Run the main application:

The system will:

  1. Initialize the camera and establish a baseline frame
  2. Continuously monitor for motion
  3. When motion is detected, send frames to the LLM for analysis
  4. If a meaningful change is detected, announce it via TTS.

Press Ctrl+C to stop.

config.yaml (Settings)

Section Key Description
llm endpoint URL to your LLM API
llm api_key API key (use "not-needed-for-local" for local LLMs)
llm model Model name
llm timeout Request timeout in seconds
llm max_retries Maximum retry attempts
motion sensitivity Motion detection sensitivity: high, medium, low
motion frame_check_interval_ms Milliseconds between frame checks
motion min_contour_area Minimum pixel area to trigger motion
motion blur_kernel_size Gaussian blur kernel size
motion threshold_delta Pixel difference threshold
motion enable_morphology Enable morphological filtering
motion morphology_kernel_size Morphological kernel size
motion min_motion_pixels Minimum total motion pixels
tts voice_model Piper TTS voice model path
tts volume Volume level (0.0 to 1.0)
logging log_dir Directory for log files

See config.yaml.example for all available options.

Architecture

roz/
├── main.py                 # Main entry point - motion detection loop
├── src/
│   ├── config.py           # Configuration loading (config.yaml only)
│   ├── hardware/
│   │   └── camera.py       # USB camera interface (OpenCV)
│   ├── detection/
│   │   └── motion_detector.py  # Frame differencing motion detection
│   ├── llm/
│   │   ├── vision_analyzer.py  # LLM API client for vision analysis
│   │   └── prompt_config.py    # Prompt templates for change detection
│   └── speech/
│       └── announcer.py    # Piper TTS integration
├── config.yaml.example     # Example application settings
└── pyproject.toml          # Project dependencies

Audio Device Configuration

The TTS output uses ALSA. To find your audio device:

Update the device in src/speech/announcer.py if needed (default: plughw:3,0).

Troubleshooting

Camera Focus & Positioning

If you are running Roz headless (without a monitor) and need to focus or position the camera, use stream_camera.py. This script starts a lightweight web server that streams the camera feed to your browser.

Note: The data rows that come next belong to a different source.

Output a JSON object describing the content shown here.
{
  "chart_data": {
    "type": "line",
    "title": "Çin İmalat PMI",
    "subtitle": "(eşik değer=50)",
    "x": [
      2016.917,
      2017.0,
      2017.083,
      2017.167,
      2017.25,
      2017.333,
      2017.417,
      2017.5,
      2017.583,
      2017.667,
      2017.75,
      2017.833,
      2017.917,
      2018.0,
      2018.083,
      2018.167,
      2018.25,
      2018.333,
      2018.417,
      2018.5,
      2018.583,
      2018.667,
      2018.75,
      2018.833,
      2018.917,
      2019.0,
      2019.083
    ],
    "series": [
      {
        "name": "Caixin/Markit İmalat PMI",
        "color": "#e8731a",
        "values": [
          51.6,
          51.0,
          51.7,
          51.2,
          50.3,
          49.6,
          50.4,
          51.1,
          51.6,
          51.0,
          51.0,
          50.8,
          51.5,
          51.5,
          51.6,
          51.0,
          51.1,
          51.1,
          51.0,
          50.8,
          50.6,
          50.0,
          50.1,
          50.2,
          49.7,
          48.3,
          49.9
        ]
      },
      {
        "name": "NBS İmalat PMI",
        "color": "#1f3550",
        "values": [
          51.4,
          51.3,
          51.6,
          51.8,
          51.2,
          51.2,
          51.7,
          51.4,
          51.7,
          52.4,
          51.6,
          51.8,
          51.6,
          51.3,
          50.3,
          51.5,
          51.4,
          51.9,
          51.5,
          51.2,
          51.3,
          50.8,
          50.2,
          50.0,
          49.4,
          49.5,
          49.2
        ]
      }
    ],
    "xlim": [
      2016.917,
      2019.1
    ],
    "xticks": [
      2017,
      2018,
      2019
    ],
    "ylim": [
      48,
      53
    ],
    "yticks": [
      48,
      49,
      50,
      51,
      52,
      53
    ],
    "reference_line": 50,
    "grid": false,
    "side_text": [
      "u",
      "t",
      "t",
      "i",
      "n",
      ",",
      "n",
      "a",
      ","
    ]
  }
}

Then, open your browser and navigate to http://<your-device-ip>:8080.

Audio Issues

If you aren't hearing anything or want to verify your TTS setup, use test_audio.py. This script will attempt to initialize the Piper TTS engine and play a test message ("Testing audio output. Hello world.").

If this fails, check your config.yaml to ensure the tts.device and tts.voice_model paths are correct.

License

This project is licensed under the GNU Affero General Public License v3.0 (AGPL-3.0). See LICENSE for details.